Loyola, Tulane embrace symbiotic relationship

Staff Writer

Published: Thursday, February 10, 2011

Updated: Thursday, February 10, 2011 12:02



Clockwise from bottom left: Loyola’s George S. McCabe, Tatiana Palacio, and Tulane’s Rebecca Pike and Dennis Sager are students that enjoy Loyola and Tulane’s shared resources. The students stand in front of their respective schools but often take advantage of what is on the other side of Freret Street.

Tulane and Loyola Universities' close proximity allows the students to assess and evaluate the availability of each school's resources.

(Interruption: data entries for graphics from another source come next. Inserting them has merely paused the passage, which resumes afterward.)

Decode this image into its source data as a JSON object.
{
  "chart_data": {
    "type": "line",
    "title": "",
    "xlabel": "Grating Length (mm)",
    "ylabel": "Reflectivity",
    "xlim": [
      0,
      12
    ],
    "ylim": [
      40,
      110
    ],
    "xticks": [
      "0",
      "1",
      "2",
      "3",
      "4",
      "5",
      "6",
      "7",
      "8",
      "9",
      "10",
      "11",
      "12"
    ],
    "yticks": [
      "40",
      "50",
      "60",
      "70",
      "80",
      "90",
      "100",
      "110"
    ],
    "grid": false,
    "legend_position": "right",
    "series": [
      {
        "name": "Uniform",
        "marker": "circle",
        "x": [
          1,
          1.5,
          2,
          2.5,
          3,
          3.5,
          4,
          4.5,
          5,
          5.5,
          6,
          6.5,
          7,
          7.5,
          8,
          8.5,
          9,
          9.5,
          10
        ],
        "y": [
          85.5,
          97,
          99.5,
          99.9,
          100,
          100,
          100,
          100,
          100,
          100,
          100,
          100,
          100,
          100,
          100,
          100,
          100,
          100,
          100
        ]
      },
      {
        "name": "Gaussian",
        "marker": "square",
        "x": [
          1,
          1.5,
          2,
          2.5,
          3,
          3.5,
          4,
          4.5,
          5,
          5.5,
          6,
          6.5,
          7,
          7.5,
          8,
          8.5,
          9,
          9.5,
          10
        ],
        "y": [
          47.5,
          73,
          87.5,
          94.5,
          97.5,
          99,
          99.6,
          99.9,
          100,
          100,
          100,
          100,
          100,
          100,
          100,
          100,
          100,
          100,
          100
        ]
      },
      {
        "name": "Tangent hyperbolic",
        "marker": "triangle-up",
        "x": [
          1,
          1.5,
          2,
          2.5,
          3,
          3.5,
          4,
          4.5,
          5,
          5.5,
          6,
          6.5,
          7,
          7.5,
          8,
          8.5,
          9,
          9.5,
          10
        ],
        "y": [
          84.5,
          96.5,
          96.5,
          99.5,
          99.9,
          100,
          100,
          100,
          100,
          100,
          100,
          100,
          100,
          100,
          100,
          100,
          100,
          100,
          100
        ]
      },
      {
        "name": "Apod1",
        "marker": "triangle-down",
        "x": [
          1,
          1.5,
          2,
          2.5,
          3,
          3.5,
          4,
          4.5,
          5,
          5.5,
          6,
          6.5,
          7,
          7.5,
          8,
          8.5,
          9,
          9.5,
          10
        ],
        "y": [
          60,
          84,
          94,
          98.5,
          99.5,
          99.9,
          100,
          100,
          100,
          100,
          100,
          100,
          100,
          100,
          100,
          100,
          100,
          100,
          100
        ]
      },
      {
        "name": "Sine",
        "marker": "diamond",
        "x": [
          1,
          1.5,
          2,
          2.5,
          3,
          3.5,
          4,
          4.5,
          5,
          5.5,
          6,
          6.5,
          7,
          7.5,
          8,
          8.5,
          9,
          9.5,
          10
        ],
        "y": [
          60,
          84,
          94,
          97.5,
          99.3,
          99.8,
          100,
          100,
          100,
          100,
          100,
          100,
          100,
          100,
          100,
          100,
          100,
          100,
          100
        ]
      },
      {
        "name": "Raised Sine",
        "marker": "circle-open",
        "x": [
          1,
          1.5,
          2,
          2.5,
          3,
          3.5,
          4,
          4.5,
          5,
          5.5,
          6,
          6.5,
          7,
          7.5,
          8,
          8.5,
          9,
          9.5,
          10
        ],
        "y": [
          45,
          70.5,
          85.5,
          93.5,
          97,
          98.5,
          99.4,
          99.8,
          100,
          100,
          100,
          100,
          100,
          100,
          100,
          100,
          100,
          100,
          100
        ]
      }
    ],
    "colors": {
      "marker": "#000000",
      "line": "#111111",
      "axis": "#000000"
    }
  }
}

"We can use Tulane's transportation services like Safe Ride and the grocery shuttle," said Chantel Jackson, Loyola English writing freshman. "It is very helpful because without that, we would not get to Wal-mart or back on campus. We would be stuck paying for cabs."

Tulane's resources are also helpful for resources that Loyola lacks, said Genesia Emery, Loyola music industrybusiness freshman.

"They have a variety of restaurants in the Lavin-Bernick Center when we only have Flambeaux's," Emery said. "They also have a Kinko's and Whitney Bank, which helps out a lot."

Bruff Commons, Tulane's cafeteria, stays open to 10 p.m., unlike the Orleans Room, Loyola's cafeteria, which stays open until 8 p.m. Bruff Commons is a great option when taking night classes, Emery said. Because Tulane and Loyola students can share cafeterias, there is more variety of food choices, said Paul Zachary, Tulane freshman.

"I do like having ICEE machines here but the Orleans Room has really good desserts," Zachary said. "The cheesecake is the best and I like how the Orleans Room lets you swipe in guests that do not have cards."

The option to take classes not offered on both campuses allows for greater learning skills, Emery said.

"Both colleges master the skills that they are known for," Emery said. "Loyola has a very good music and mass communication program and Tulane has a great medical and math department."

Both universities' academic programs help to fit students with their right major, but campus size plays a factor in the campuses' social life, said Zerrick Dunbar, a Tulane biomedical engineering sophomore.

"Tulane is the best one that had engineering in New Orleans, so we kind of fit," Dunbar said. "I considered Loyola but they do not have an engineering track. I still like that Loyola is smaller and more family-like. It seems like you all are closer together."

Tulane's size makes it harder to get to classes, when at Loyola, it is very easy to get around, said Jedanndrilla Bushnell, a Loyola psychology sophomore. The small classes are better for learning but Tulane's classes are also great, she said.

"Small class sizes at Loyola promote better learning and interaction with professors," Bushnell said. "I also would take classes at Tulane but we can only take classes that they do not offer at Loyola."

Using Tulane's outdoor sports resources is also nice since it is free, Bushnell said. It is really efficient and helpful that we get to share resources, Jackson said.

"Basically, by us being connected, it is a lot more convenient since we can use each other for help," she said.